The director himself shoots in a leisurely understated fashion that recalls Eric Rohmer's (by way of Nestor Almendros') brilliant Mediterranean countrysides; if there's a marked difference it's that Rohmer dawdled with his characters, slowing the plot to a crawl* to get to know his people better; Guadagnino seems to prefer to keep the plot moving at a brisker pace (I know I know this movie clocks in at two hours twelve but go watch a Rohmer film--most run a little over or a little under a hundred minutes--and see what I mean) at the expense of learning who his people are what they're thinking why they might fall in love. Rohmer was a master at peering past people's surfaces to suggest their knotty richly textured interior lives--or even if they're shallow and have no rich texture inside (think Laurence de Monaghan's Claire), to suggest that we might find them interesting anyway.
*(I said Rohmer likes to 'slow his plot to a crawl' doesn't mean his films are uninvolving--The Green Ray I submit has one of the most thrilling finales in all of cinema)
Perhaps Guadagnino's finest moment (Skip this paragraph if you plan to see the film!) comes when Elio and Oliver wander into a town piazza; walk up to the railings of a World War 1 memorial and separate, Oliver wandering behind the monument while Sayombhu Mukdeeprom's camera follows Elio. Elio intimates: "If you only knew how little I know about the things that matter." "Why are you telling me this?" "Because I wanted you to know." The boy leans against the railing as if in despair; before him a great bronze eagle lies on the ground, its legs splayed out helplessly. He pushes forward, his hand anchored to the railing as if it were his one hope: "Because I wanted you to know," he says over and over again. He looks up and so does the camera: looming over the eagle is a harsh crag and atop this crag stands an equally bronze World War 1 soldier with rock held high above his head, about to crush the eagle's skull. Moment of triumph or defeat? For the soldier, the eagle, Oliver, or Elio? All captured in a single fluid shot, Sufjan Stevens' piano murmuring alongside.

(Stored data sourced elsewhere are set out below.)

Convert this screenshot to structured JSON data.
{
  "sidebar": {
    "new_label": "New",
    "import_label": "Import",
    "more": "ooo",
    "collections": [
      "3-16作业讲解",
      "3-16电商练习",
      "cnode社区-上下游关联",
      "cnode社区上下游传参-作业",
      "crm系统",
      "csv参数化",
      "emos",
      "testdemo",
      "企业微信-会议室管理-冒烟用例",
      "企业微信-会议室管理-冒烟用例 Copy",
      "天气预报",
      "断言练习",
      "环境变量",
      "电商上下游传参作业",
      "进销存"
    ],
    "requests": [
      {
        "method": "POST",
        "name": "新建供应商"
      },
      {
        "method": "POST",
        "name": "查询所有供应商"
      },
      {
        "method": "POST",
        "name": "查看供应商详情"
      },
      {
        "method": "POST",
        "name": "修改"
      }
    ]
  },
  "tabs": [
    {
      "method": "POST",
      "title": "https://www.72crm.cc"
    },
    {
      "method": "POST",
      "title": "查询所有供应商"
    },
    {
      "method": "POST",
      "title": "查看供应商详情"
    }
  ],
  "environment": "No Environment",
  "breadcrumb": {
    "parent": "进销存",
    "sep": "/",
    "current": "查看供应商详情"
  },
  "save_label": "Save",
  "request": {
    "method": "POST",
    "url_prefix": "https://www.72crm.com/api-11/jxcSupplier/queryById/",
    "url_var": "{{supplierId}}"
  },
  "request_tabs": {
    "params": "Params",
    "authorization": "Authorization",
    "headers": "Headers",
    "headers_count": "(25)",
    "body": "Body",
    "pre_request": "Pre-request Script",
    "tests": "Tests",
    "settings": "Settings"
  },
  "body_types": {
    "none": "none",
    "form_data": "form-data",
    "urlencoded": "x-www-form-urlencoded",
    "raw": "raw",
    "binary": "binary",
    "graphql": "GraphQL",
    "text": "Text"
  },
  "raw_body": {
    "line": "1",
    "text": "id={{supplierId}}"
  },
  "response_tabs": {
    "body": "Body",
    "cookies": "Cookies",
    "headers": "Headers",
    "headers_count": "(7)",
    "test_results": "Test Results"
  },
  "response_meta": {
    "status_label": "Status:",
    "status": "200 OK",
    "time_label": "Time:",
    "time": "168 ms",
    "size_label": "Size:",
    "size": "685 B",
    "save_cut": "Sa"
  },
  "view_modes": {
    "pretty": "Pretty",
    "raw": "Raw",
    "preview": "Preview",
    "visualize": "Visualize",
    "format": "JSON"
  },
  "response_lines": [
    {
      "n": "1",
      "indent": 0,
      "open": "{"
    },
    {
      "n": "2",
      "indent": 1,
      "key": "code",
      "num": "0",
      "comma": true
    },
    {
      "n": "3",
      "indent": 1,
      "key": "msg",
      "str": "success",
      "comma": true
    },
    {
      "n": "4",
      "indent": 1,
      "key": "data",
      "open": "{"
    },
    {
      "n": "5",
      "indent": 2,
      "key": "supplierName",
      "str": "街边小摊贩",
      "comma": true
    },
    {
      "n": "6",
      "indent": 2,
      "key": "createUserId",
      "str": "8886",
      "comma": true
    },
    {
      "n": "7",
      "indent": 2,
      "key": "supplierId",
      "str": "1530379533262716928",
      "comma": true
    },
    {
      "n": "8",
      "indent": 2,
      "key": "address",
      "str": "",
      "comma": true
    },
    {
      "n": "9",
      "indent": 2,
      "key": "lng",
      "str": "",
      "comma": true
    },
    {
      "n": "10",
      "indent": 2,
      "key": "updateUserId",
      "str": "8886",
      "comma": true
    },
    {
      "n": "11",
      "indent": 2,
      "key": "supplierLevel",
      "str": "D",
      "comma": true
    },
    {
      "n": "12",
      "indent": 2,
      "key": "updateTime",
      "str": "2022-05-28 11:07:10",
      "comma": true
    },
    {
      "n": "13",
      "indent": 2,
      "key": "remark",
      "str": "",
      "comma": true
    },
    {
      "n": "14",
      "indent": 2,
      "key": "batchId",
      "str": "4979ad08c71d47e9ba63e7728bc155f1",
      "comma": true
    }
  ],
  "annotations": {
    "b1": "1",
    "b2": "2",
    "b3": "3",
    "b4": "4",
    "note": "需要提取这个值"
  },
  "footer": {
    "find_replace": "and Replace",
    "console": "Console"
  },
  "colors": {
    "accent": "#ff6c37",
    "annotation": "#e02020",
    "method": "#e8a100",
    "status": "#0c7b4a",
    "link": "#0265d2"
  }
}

Of course Rohmer would probably not have employed the camera so audaciously, would probably not have used anything so lushly romantic for a score. He might have achieved a similar effect by simpler more elegant means, without once calling attention to the cinematography or editing--carefully preparing for example the characterization of Jean-Claude Brialy's Jerome through a series of accumulated gestures and lines of dialogue against the climactic moment when he opportunistically presses his hand on Claire's knee--a moment both tragic in its significance and comic in its apparent triviality, lightly executed yet profoundly melancholy. Which is why Guadagnino admits to admiring Rohmer, not the other way around.